Peak oil will spell the long-term death knell for the current definition of modern society. We still have a few more years of bumbling along the ‘plateau,’ where supply & demand engage in an awkward waltz of sorts, with neither gaining the upper hand. Eventually, though, supply will start slipping fast enough that new production cannot back-fill the resultant gap. That’s when the economic vise will really start to tighten… assuming we don’t do something to screw things up before then.
Speaking of which, if you haven’t been paying attention recently, the financial excesses of the last few decades are finally starting to pay negative dividends at home. Economic forces are playing whack-a-mole with US banks & GSE’s, and it’s getting harder to paper over the gaping holes in our economic fabric. An article in the Economist has brought up an idea that months ago would have seemed ludicrous: that the USA may default on it’s debt.
The GSEs are not the only liability for the government. IndyMac’s recent collapse is the latest call on the Federal Deposit Insurance Corporation (FDIC). The FDIC has some $53 billion of assets, so it is better funded than most deposit-insurance schemes. But if enough banks got into trouble, the government would be on the hook for any shortfall. The same is true of the Pension Benefit Guaranty Corporation, which insures private sector benefits, but is already $14 billion in deficit.

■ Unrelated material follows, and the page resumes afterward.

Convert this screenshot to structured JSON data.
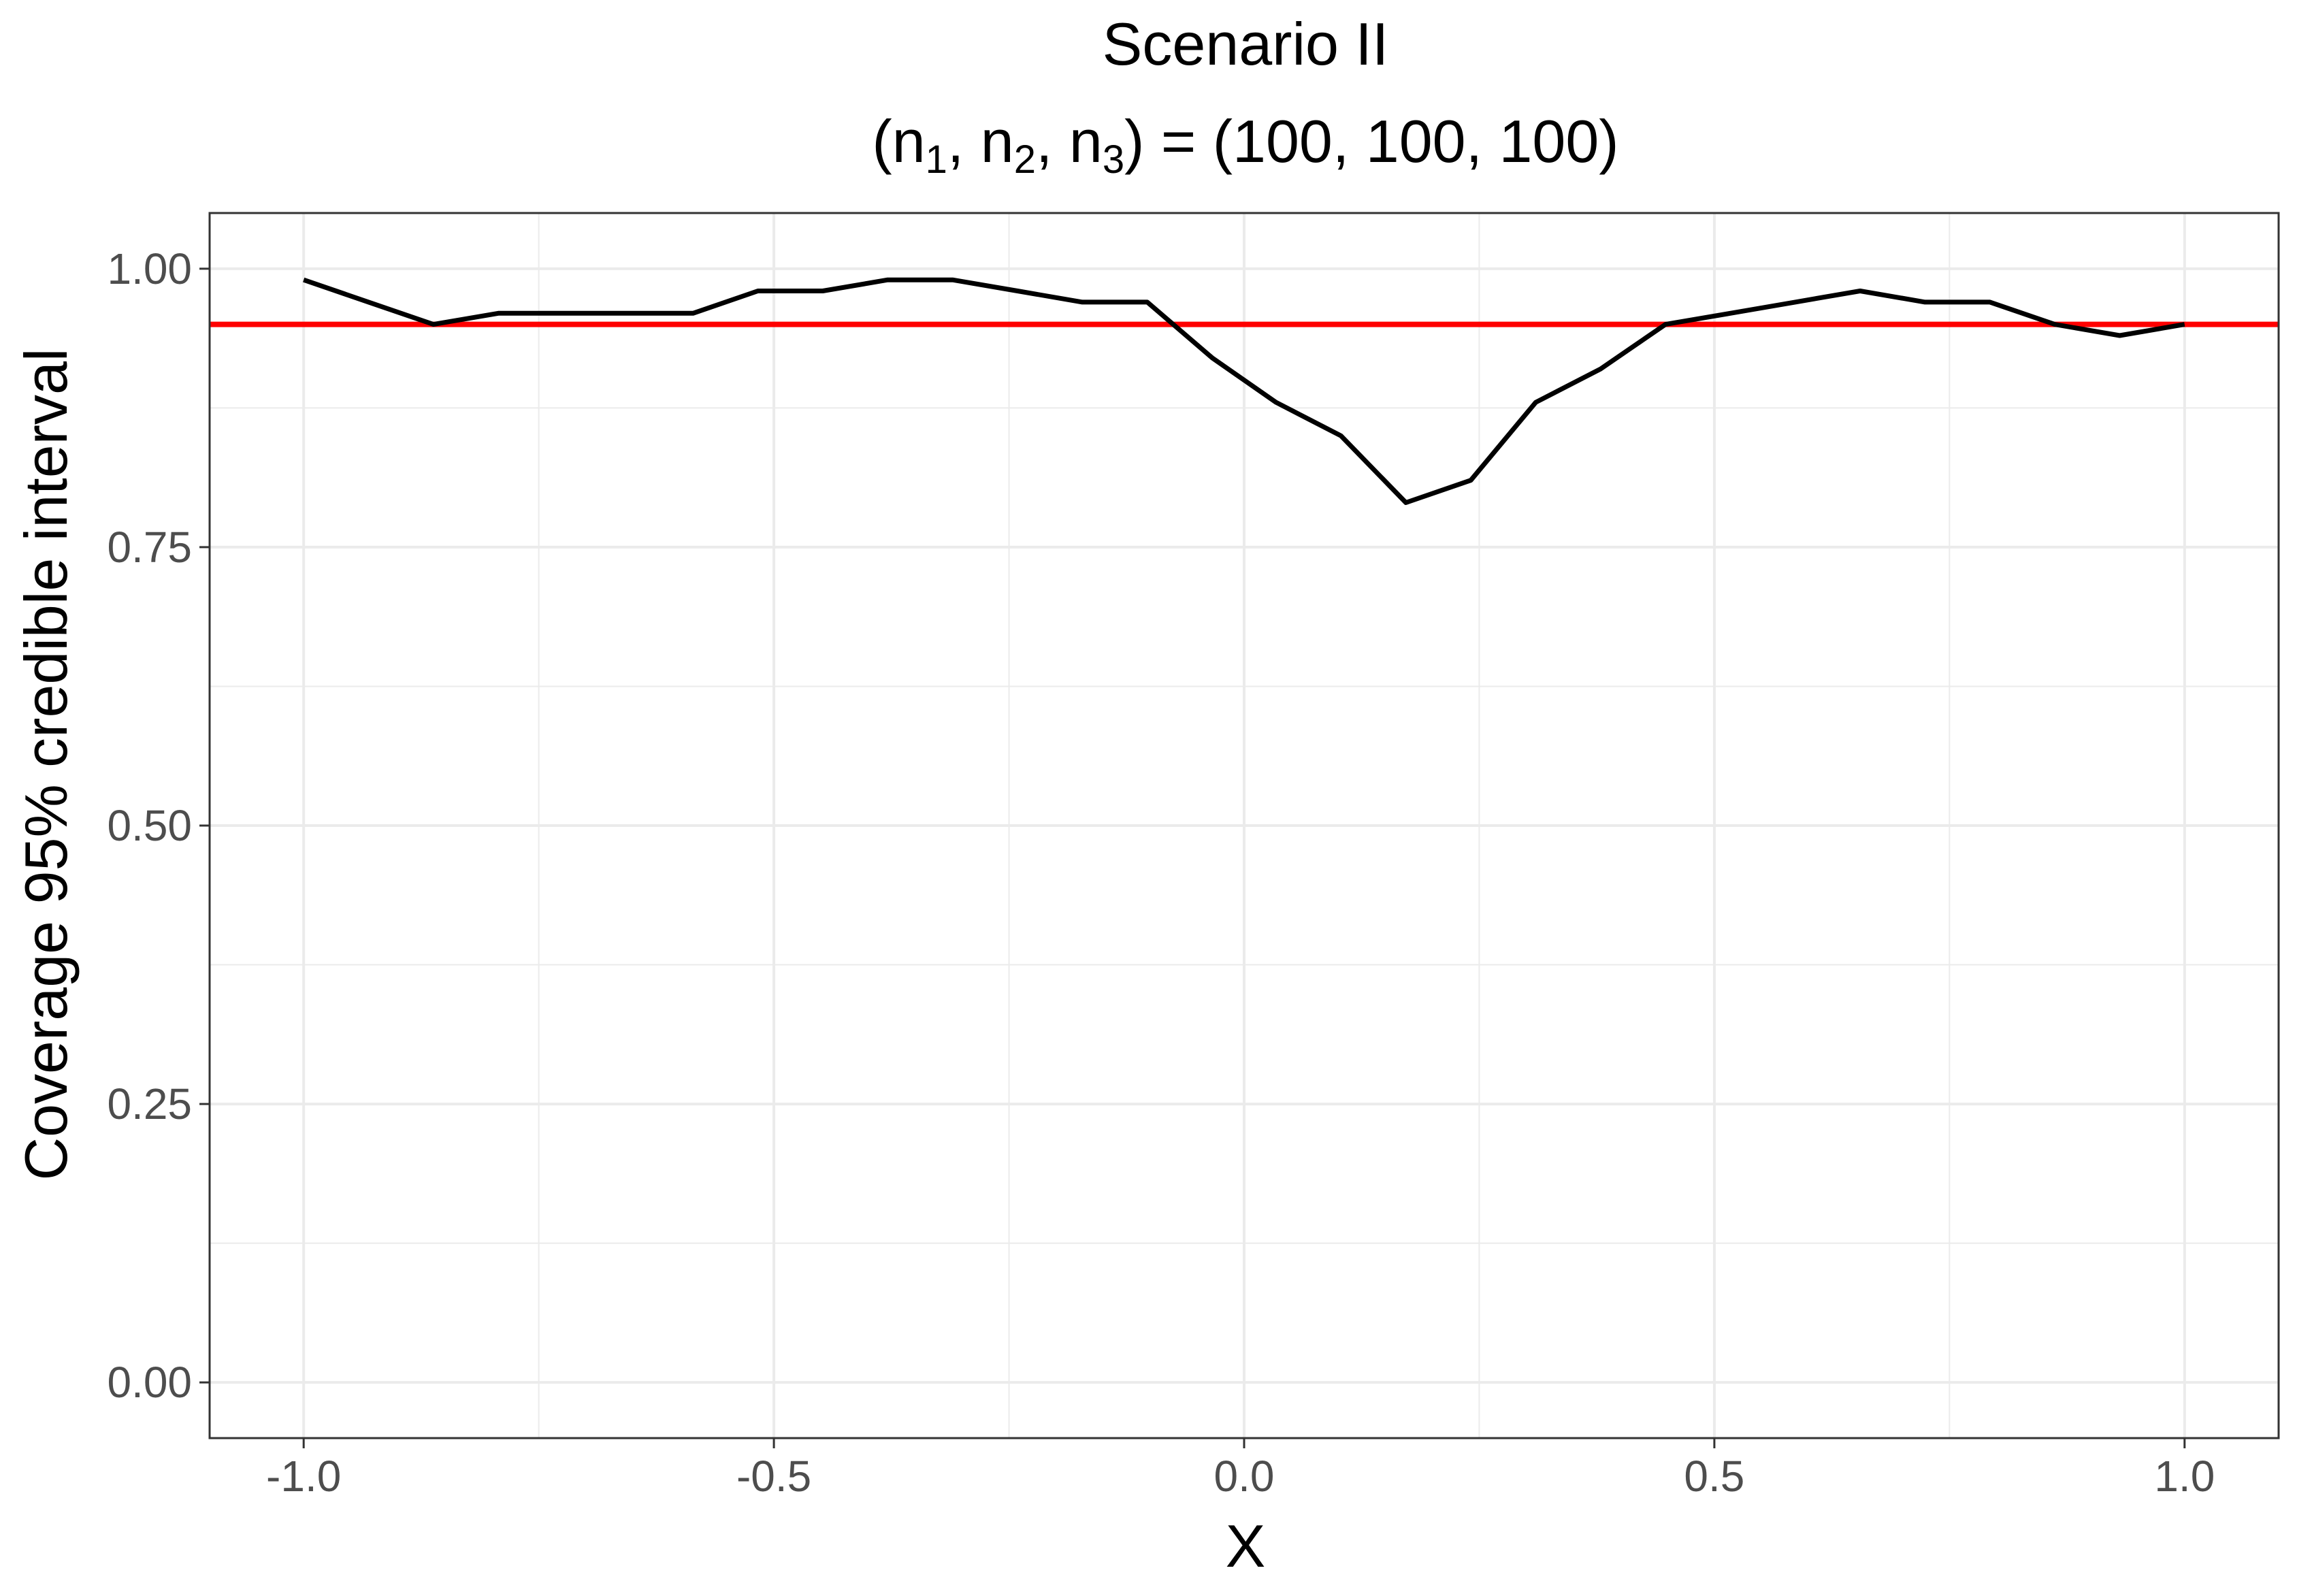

In the end, the turtle at the bottom of the pile is the American taxpayer. But that suggests that, if Americans are losing money on their houses, pensions or bank accounts, the right answer is to tax them to pay for it. Perhaps it is no surprise that traders in the credit-default swaps market have recently made bets on the unthinkable: that America may default on its debt.
The US Dollar is the world’s reserve currency right now. Most of the debt floating around the world is denominated in US dollars. Were the dollar to become essentially worthless, global fortunes would be wiped out, major economic havoc would take place in all of the world’s national economies, and the cost of all global commodities would skyrocket.
We’re not close to defaulting yet, but the fact that a major economic magazine like the Economist would discuss what previously was an unthinkable act should be a sobering alert to all of us. We are entering a very dangerous period from an economic standpoint; one that could drastically alter the future for all of us. Pay attention, folks.